No segundo período da Patrística,[2] merecem atenção os Padres Capadócios: Gregório de Nissa, Gregório de Nazianzo, Basílio Magno, assim como Epifânio, Bispo de Salamina, Ambrósio de Milão e Agostinho de Hipona. Seus tratados enraízam o conceito de “Mãe de Deus” (Theotókos) na consciência cristã (SÖLL, 2002, p. 885-887). O pensamento teológico sobre a Virgem Maria encontra-se sempre relacionado com a elaboração dos dogmas cristológicos. Em diversos momentos as homilias e escritos dos Padres da Igreja se voltaram para combater heresias, principalmente vindas do judaísmo e da gnose, através do serviço seja do ensinamento da fé (Catequese), seja de sua defesa (Apologia).

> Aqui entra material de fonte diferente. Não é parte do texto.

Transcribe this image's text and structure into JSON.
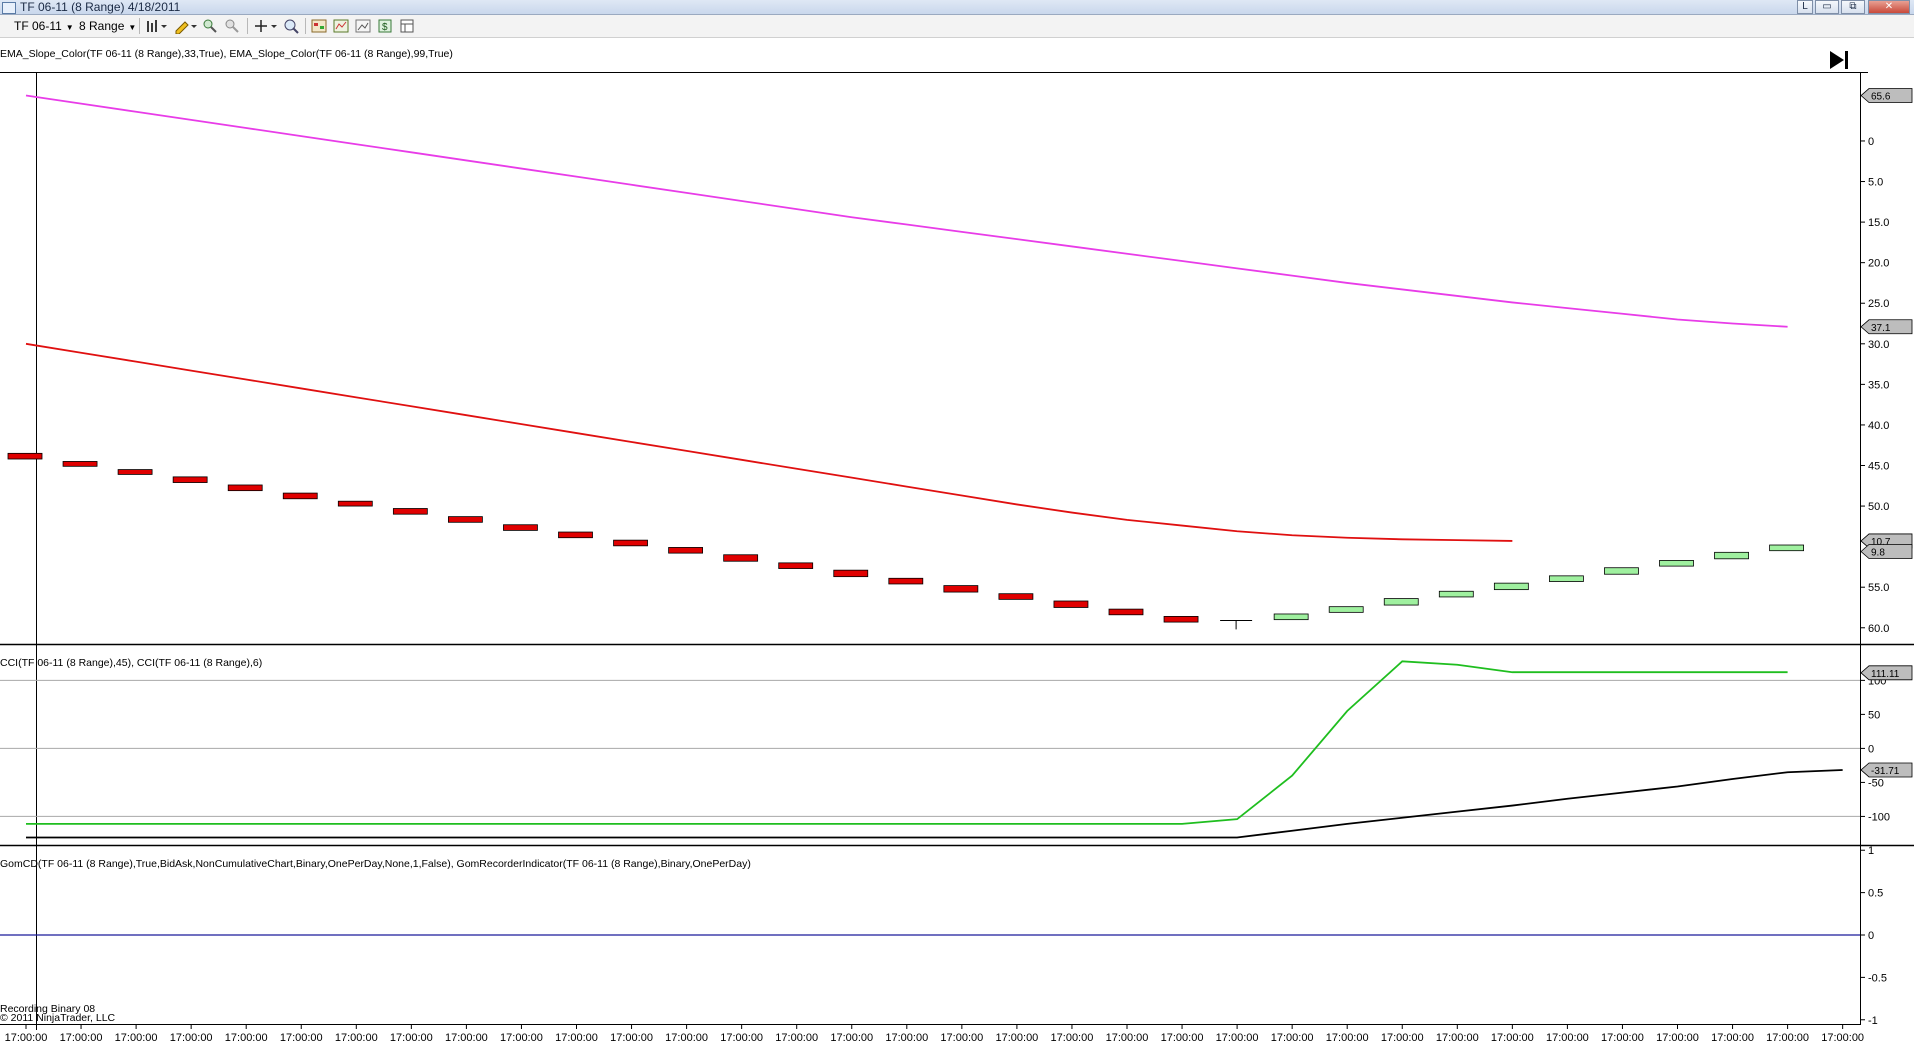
{
  "window": {
    "title": "TF 06-11 (8 Range)  4/18/2011",
    "buttons": {
      "l": "L",
      "minimize": "▭",
      "restore": "⧉",
      "close": "✕"
    }
  },
  "toolbar": {
    "instrument": "TF 06-11",
    "period": "8 Range",
    "icons": [
      "bar-style-icon",
      "pencil-draw-icon",
      "zoom-in-icon",
      "zoom-out-icon",
      "crosshair-icon",
      "magnifier-icon",
      "strategies-icon",
      "indicators-icon",
      "chart-properties-icon",
      "price-marker-icon",
      "data-box-icon"
    ]
  },
  "colors": {
    "magenta": "#e83ce8",
    "red": "#e01010",
    "green": "#1fbe1f",
    "black": "#000000",
    "navy": "#1a1a9a",
    "up_bar": "#9ff09f",
    "down_bar": "#e00000"
  },
  "panels": [
    {
      "label": "EMA_Slope_Color(TF 06-11 (8 Range),33,True), EMA_Slope_Color(TF 06-11 (8 Range),99,True)",
      "ticks": [
        "60.0",
        "55.0",
        "50.0",
        "45.0",
        "40.0",
        "35.0",
        "30.0",
        "25.0",
        "20.0",
        "15.0",
        "5.0",
        "0"
      ],
      "tags": [
        "65.6",
        "37.1",
        "10.7",
        "9.8"
      ]
    },
    {
      "label": "CCI(TF 06-11 (8 Range),45), CCI(TF 06-11 (8 Range),6)",
      "ticks": [
        "100",
        "50",
        "0",
        "-50",
        "-100"
      ],
      "tags": [
        "111.11",
        "-31.71"
      ]
    },
    {
      "label": "GomCD(TF 06-11 (8 Range),True,BidAsk,NonCumulativeChart,Binary,OnePerDay,None,1,False), GomRecorderIndicator(TF 06-11 (8 Range),Binary,OnePerDay)",
      "ticks": [
        "1",
        "0.5",
        "0",
        "-0.5",
        "-1"
      ],
      "tags": []
    }
  ],
  "footer": {
    "recording": "Recording Binary 08",
    "copyright": "© 2011 NinjaTrader, LLC"
  },
  "chart_data": [
    {
      "type": "line",
      "title": "",
      "y_ticks": [
        0,
        5,
        15,
        20,
        25,
        30,
        35,
        40,
        45,
        50,
        55,
        60
      ],
      "ylim": [
        -2,
        68.5
      ],
      "x": [
        "17:00:00",
        "17:00:00",
        "17:00:00",
        "17:00:00",
        "17:00:00",
        "17:00:00",
        "17:00:00",
        "17:00:00",
        "17:00:00",
        "17:00:00",
        "17:00:00",
        "17:00:00",
        "17:00:00",
        "17:00:00",
        "17:00:00",
        "17:00:00",
        "17:00:00",
        "17:00:00",
        "17:00:00",
        "17:00:00",
        "17:00:00",
        "17:00:00",
        "17:00:00",
        "17:00:00",
        "17:00:00",
        "17:00:00",
        "17:00:00",
        "17:00:00",
        "17:00:00",
        "17:00:00",
        "17:00:00",
        "17:00:00",
        "17:00:00",
        "17:00:00"
      ],
      "bars": [
        {
          "open": 21.5,
          "close": 20.8
        },
        {
          "open": 20.5,
          "close": 19.9
        },
        {
          "open": 19.5,
          "close": 18.9
        },
        {
          "open": 18.6,
          "close": 17.9
        },
        {
          "open": 17.6,
          "close": 16.9
        },
        {
          "open": 16.6,
          "close": 15.9
        },
        {
          "open": 15.6,
          "close": 15.0
        },
        {
          "open": 14.7,
          "close": 14.0
        },
        {
          "open": 13.7,
          "close": 13.0
        },
        {
          "open": 12.7,
          "close": 12.0
        },
        {
          "open": 11.8,
          "close": 11.1
        },
        {
          "open": 10.8,
          "close": 10.1
        },
        {
          "open": 9.9,
          "close": 9.2
        },
        {
          "open": 9.0,
          "close": 8.2
        },
        {
          "open": 8.0,
          "close": 7.3
        },
        {
          "open": 7.1,
          "close": 6.3
        },
        {
          "open": 6.1,
          "close": 5.4
        },
        {
          "open": 5.2,
          "close": 4.4
        },
        {
          "open": 4.2,
          "close": 3.5
        },
        {
          "open": 3.3,
          "close": 2.5
        },
        {
          "open": 2.3,
          "close": 1.6
        },
        {
          "open": 1.4,
          "close": 0.7
        },
        {
          "open": 0.9,
          "close": 0.9,
          "high": 0.9,
          "low": -0.2
        },
        {
          "open": 1.0,
          "close": 1.7
        },
        {
          "open": 1.9,
          "close": 2.6
        },
        {
          "open": 2.8,
          "close": 3.6
        },
        {
          "open": 3.8,
          "close": 4.5
        },
        {
          "open": 4.7,
          "close": 5.5
        },
        {
          "open": 5.7,
          "close": 6.4
        },
        {
          "open": 6.6,
          "close": 7.4
        },
        {
          "open": 7.6,
          "close": 8.3
        },
        {
          "open": 8.5,
          "close": 9.3
        },
        {
          "open": 9.5,
          "close": 10.2
        }
      ],
      "series": [
        {
          "name": "EMA 99",
          "color": "#e83ce8",
          "values": [
            65.6,
            64.6,
            63.6,
            62.6,
            61.6,
            60.6,
            59.6,
            58.6,
            57.6,
            56.6,
            55.6,
            54.6,
            53.6,
            52.6,
            51.6,
            50.6,
            49.7,
            48.8,
            47.9,
            47.0,
            46.1,
            45.2,
            44.3,
            43.4,
            42.5,
            41.7,
            40.9,
            40.1,
            39.4,
            38.7,
            38.0,
            37.5,
            37.1
          ]
        },
        {
          "name": "EMA 33",
          "color": "#e01010",
          "values": [
            35.0,
            33.9,
            32.8,
            31.7,
            30.6,
            29.5,
            28.4,
            27.3,
            26.2,
            25.1,
            24.0,
            22.9,
            21.8,
            20.7,
            19.6,
            18.5,
            17.4,
            16.3,
            15.2,
            14.2,
            13.3,
            12.6,
            11.9,
            11.4,
            11.1,
            10.9,
            10.8,
            10.7
          ]
        }
      ]
    },
    {
      "type": "line",
      "title": "",
      "y_ticks": [
        100,
        50,
        0,
        -50,
        -100
      ],
      "ylim": [
        -142,
        152
      ],
      "series": [
        {
          "name": "CCI 6",
          "color": "#1fbe1f",
          "values": [
            -111,
            -111,
            -111,
            -111,
            -111,
            -111,
            -111,
            -111,
            -111,
            -111,
            -111,
            -111,
            -111,
            -111,
            -111,
            -111,
            -111,
            -111,
            -111,
            -111,
            -111,
            -111,
            -104,
            -40,
            55,
            128,
            123,
            112,
            112,
            112,
            112,
            112,
            112
          ]
        },
        {
          "name": "CCI 45",
          "color": "#000000",
          "values": [
            -131,
            -131,
            -131,
            -131,
            -131,
            -131,
            -131,
            -131,
            -131,
            -131,
            -131,
            -131,
            -131,
            -131,
            -131,
            -131,
            -131,
            -131,
            -131,
            -131,
            -131,
            -131,
            -131,
            -121,
            -111,
            -102,
            -93,
            -84,
            -74,
            -65,
            -56,
            -45,
            -35,
            -31.7
          ]
        }
      ]
    },
    {
      "type": "line",
      "title": "",
      "y_ticks": [
        1,
        0.5,
        0,
        -0.5,
        -1
      ],
      "ylim": [
        -1.05,
        1.05
      ],
      "series": [
        {
          "name": "GomCD",
          "color": "#1a1a9a",
          "values": [
            0,
            0
          ]
        }
      ]
    }
  ]
}
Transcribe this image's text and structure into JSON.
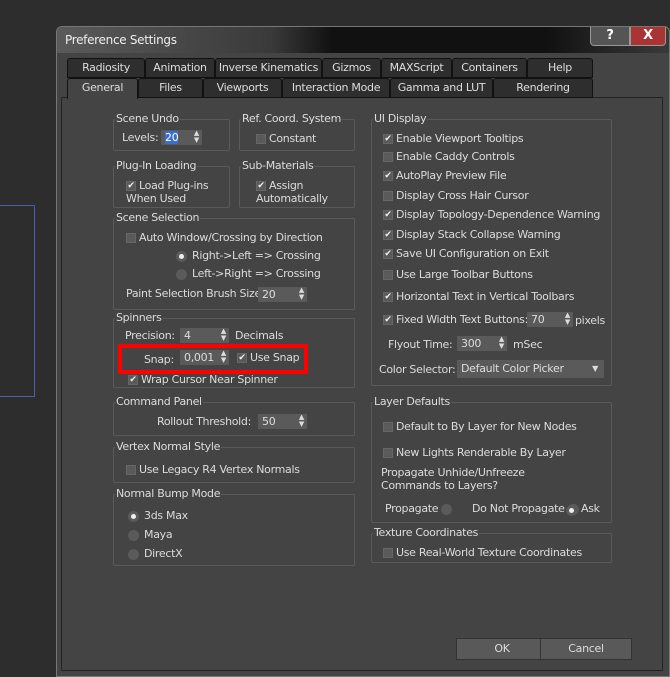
{
  "window": {
    "title": "Preference Settings",
    "help": "?",
    "close": "X"
  },
  "tabs_top": [
    "Radiosity",
    "Animation",
    "Inverse Kinematics",
    "Gizmos",
    "MAXScript",
    "Containers",
    "Help"
  ],
  "tabs_bottom": [
    "General",
    "Files",
    "Viewports",
    "Interaction Mode",
    "Gamma and LUT",
    "Rendering"
  ],
  "scene_undo": {
    "label": "Scene Undo",
    "levels_label": "Levels:",
    "levels": "20"
  },
  "ref_coord": {
    "label": "Ref. Coord. System",
    "constant": "Constant"
  },
  "plugin": {
    "label": "Plug-In Loading",
    "load": "Load Plug-ins When Used"
  },
  "submat": {
    "label": "Sub-Materials",
    "assign": "Assign Automatically"
  },
  "scene_sel": {
    "label": "Scene Selection",
    "auto": "Auto Window/Crossing by Direction",
    "rl": "Right->Left => Crossing",
    "lr": "Left->Right => Crossing",
    "brush_label": "Paint Selection Brush Size",
    "brush": "20"
  },
  "spinners": {
    "label": "Spinners",
    "precision_label": "Precision:",
    "precision": "4",
    "decimals": "Decimals",
    "snap_label": "Snap:",
    "snap": "0,001",
    "use_snap": "Use Snap",
    "wrap": "Wrap Cursor Near Spinner"
  },
  "command_panel": {
    "label": "Command Panel",
    "rollout_label": "Rollout Threshold:",
    "rollout": "50"
  },
  "vertex": {
    "label": "Vertex Normal Style",
    "legacy": "Use Legacy R4 Vertex Normals"
  },
  "bump": {
    "label": "Normal Bump Mode",
    "options": [
      "3ds Max",
      "Maya",
      "DirectX"
    ]
  },
  "ui_display": {
    "label": "UI Display",
    "items": [
      "Enable Viewport Tooltips",
      "Enable Caddy Controls",
      "AutoPlay Preview File",
      "Display Cross Hair Cursor",
      "Display Topology-Dependence Warning",
      "Display Stack Collapse Warning",
      "Save UI Configuration on Exit",
      "Use Large Toolbar Buttons",
      "Horizontal Text in Vertical Toolbars",
      "Fixed Width Text Buttons:"
    ],
    "fixed_width": "70",
    "pixels": "pixels",
    "flyout_label": "Flyout Time:",
    "flyout": "300",
    "msec": "mSec",
    "color_label": "Color Selector:",
    "color": "Default Color Picker"
  },
  "layer": {
    "label": "Layer Defaults",
    "default_by_layer": "Default to By Layer for New Nodes",
    "new_lights": "New Lights Renderable By Layer",
    "propagate_q": "Propagate Unhide/Unfreeze Commands to Layers?",
    "propagate": "Propagate",
    "no_propagate": "Do Not Propagate",
    "ask": "Ask"
  },
  "texture": {
    "label": "Texture Coordinates",
    "realworld": "Use Real-World Texture Coordinates"
  },
  "buttons": {
    "ok": "OK",
    "cancel": "Cancel"
  }
}
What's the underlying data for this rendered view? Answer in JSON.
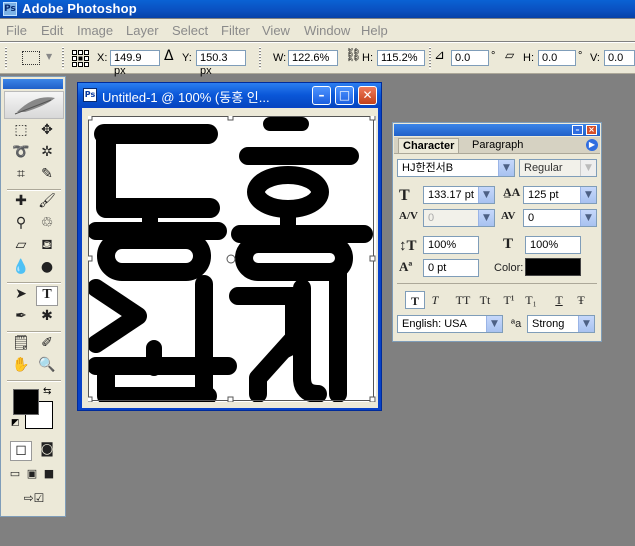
{
  "app": {
    "title": "Adobe Photoshop",
    "icon": "photoshop-icon"
  },
  "menu": [
    "File",
    "Edit",
    "Image",
    "Layer",
    "Select",
    "Filter",
    "View",
    "Window",
    "Help"
  ],
  "options": {
    "x_label": "X:",
    "x_value": "149.9 px",
    "y_label": "Y:",
    "y_value": "150.3 px",
    "w_label": "W:",
    "w_value": "122.6%",
    "h_label": "H:",
    "h_value": "115.2%",
    "angle_value": "0.0",
    "angle_unit": "°",
    "hskew_label": "H:",
    "hskew_value": "0.0",
    "hskew_unit": "°",
    "vskew_label": "V:",
    "vskew_value": "0.0"
  },
  "document": {
    "title": "Untitled-1 @ 100% (동홍 인...",
    "text": "동홍 인..."
  },
  "character_panel": {
    "tabs": [
      "Character",
      "Paragraph"
    ],
    "font_family": "HJ한전서B",
    "font_style": "Regular",
    "font_size": "133.17 pt",
    "leading": "125 pt",
    "kerning": "0",
    "tracking": "0",
    "vertical_scale": "100%",
    "horizontal_scale": "100%",
    "baseline_shift": "0 pt",
    "color_label": "Color:",
    "color": "#000000",
    "style_buttons": [
      "T",
      "T",
      "TT",
      "Tt",
      "T¹",
      "T₁",
      "T",
      "Ŧ"
    ],
    "language": "English: USA",
    "aa_label": "ªa",
    "antialias": "Strong"
  },
  "colors": {
    "titlebar": "#0a4fbf",
    "workspace": "#808080",
    "panel": "#ece9d8",
    "foreground": "#000000",
    "background": "#ffffff"
  }
}
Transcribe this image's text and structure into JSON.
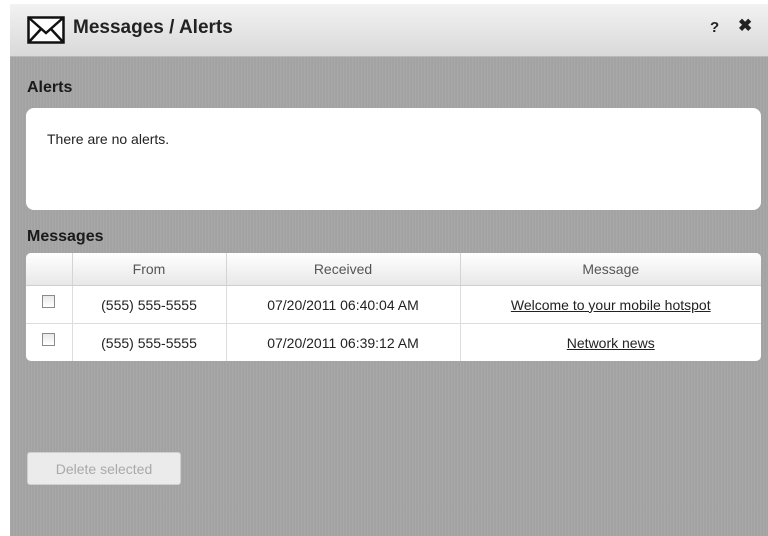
{
  "dialog": {
    "title": "Messages / Alerts",
    "help_label": "?",
    "close_label": "✖"
  },
  "alerts": {
    "heading": "Alerts",
    "empty_text": "There are no alerts."
  },
  "messages": {
    "heading": "Messages",
    "columns": [
      "",
      "From",
      "Received",
      "Message"
    ],
    "rows": [
      {
        "selected": false,
        "from": "(555) 555-5555",
        "received": "07/20/2011 06:40:04 AM",
        "message": "Welcome to your mobile hotspot"
      },
      {
        "selected": false,
        "from": "(555) 555-5555",
        "received": "07/20/2011 06:39:12 AM",
        "message": "Network news"
      }
    ],
    "delete_label": "Delete selected"
  }
}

Porém, nem com as doutrinas iniciais da Patrística e nem com o avanço do estudo do Novo Testamento, especialmente nos escritos que o evangelista Lucas havia delineado, revigorou para um avanço de uma mariologia sistemática e uma visão antropológica de Maria.
A teologia mariana foi se desenvolvendo nos primeiros séculos pelos Padres, devido à aceitação de Maria como colaboradora no plano de salvação à humanidade, realizado por Deus Pai ao enviar o seu Filho ao mundo. O presente artigo pretende analisar elementos antropológicos presentes nos textos de Agostinho, para decifrar a visão do bispo de Hipona sobre Maria de Nazaré e sua dignidade como pessoa, mulher e mãe de Jesus, através da encarnação do Verbo. Os textos patrísticos marianos possuem um dinamismo de moldar a alma e conduzi-la para a verdadeira meta da Teologia que é a contemplação do mistério de Deus no projeto da Redenção.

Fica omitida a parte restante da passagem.